R. : Altri 2 film incentrati
sulle case maledette furono "La Casa del sortilegio"
e "La Casa delle anime erranti", prodotti da ReteItalia
e la Dania. Due prodotti televisivi, che facevano parte di
un progetto che comprendeva anche due film diretti da Fulci.
Nonostante fossero pensati per il piccolo schermo, una volta
completati furono banditi dalla tv e non furono mai trasmessi
per l'elevato tasso di violenza e l'eccessivo gore.

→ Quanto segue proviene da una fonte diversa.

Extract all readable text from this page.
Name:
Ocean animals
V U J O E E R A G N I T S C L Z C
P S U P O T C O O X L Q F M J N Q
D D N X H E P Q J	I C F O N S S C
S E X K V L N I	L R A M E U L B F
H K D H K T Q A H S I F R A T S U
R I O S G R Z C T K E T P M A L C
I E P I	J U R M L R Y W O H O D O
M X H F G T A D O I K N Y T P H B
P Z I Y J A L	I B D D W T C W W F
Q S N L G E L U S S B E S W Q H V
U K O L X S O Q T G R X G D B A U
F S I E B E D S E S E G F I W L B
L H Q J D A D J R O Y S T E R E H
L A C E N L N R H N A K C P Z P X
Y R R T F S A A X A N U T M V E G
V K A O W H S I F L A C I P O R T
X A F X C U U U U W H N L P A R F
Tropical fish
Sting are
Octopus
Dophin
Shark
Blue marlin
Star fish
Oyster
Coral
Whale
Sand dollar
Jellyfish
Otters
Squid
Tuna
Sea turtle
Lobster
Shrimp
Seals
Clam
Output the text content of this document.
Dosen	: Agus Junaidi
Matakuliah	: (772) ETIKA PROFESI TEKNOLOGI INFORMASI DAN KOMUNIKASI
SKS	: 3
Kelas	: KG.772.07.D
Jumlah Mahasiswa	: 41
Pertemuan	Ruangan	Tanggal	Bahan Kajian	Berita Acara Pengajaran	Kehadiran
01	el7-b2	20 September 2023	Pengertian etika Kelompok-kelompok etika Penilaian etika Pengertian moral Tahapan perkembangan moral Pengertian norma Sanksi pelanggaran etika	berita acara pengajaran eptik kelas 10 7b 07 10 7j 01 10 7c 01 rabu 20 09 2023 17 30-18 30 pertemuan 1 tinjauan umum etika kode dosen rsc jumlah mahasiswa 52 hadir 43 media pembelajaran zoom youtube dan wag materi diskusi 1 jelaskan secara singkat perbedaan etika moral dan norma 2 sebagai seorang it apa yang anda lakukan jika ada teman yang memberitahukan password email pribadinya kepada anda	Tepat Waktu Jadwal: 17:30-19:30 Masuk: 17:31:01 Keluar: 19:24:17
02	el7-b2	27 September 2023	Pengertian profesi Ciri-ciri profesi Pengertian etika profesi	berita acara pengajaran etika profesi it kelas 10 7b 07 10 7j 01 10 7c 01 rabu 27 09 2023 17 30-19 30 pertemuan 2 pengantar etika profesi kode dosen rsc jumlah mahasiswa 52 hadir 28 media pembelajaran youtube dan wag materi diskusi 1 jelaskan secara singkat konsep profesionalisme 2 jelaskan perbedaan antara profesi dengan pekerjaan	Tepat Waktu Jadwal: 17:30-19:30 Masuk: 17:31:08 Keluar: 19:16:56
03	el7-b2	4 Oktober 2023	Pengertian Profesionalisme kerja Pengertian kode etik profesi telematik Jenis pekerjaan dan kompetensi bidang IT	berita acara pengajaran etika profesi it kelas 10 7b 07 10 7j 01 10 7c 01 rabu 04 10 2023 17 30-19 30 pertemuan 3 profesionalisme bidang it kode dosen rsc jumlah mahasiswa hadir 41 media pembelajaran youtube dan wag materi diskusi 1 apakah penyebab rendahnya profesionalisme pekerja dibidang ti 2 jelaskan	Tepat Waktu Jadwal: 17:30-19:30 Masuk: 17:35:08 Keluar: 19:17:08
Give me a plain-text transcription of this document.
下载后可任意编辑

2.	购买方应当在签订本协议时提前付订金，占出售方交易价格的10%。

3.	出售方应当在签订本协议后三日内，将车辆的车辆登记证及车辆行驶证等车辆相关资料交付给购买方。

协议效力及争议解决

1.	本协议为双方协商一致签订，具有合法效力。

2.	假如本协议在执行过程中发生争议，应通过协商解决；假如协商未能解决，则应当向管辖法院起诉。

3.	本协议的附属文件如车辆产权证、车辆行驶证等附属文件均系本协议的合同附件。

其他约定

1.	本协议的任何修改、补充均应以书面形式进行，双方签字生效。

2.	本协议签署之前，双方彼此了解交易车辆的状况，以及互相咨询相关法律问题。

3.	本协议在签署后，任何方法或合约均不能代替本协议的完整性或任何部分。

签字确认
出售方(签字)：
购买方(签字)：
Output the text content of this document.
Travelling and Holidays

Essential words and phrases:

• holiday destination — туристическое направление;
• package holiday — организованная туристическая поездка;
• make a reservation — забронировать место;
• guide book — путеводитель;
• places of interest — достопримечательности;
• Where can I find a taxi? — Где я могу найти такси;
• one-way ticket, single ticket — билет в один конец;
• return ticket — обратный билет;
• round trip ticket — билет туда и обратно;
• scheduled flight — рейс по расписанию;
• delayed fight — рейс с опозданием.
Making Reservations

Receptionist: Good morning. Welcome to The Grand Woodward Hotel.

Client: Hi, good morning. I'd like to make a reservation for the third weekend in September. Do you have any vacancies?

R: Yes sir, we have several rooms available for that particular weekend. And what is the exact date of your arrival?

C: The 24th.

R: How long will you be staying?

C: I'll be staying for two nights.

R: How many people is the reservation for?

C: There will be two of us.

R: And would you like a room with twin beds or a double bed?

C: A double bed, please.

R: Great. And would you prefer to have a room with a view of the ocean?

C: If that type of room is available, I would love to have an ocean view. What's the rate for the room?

Che ricordi
ha di questi due film ?
U.
L. : Questi due film sono stati realizzati
con pochi mezzi e senza un supporto produttivo e distribuitivo
adeguato.
Il cinema di genere ha avuto il suo de profundis alla fine
degli anni '80. Il resto è noia, per dirla con un noto
cantautore.
L.
R. : Da una decina d'anni
si è allontanato dal cinema. C'è un motivo preciso
che ha influito su questa decisione ? Ci sono progetti in
cantiere ?
U.
L. : Non ho progetti, né rimpianti,
nè nostalgie. Il cinema mi ha dato molto e mi auguro
di aver dato qualcosa di buono al cinema.
E tutto sommato, mi sono molto divertito.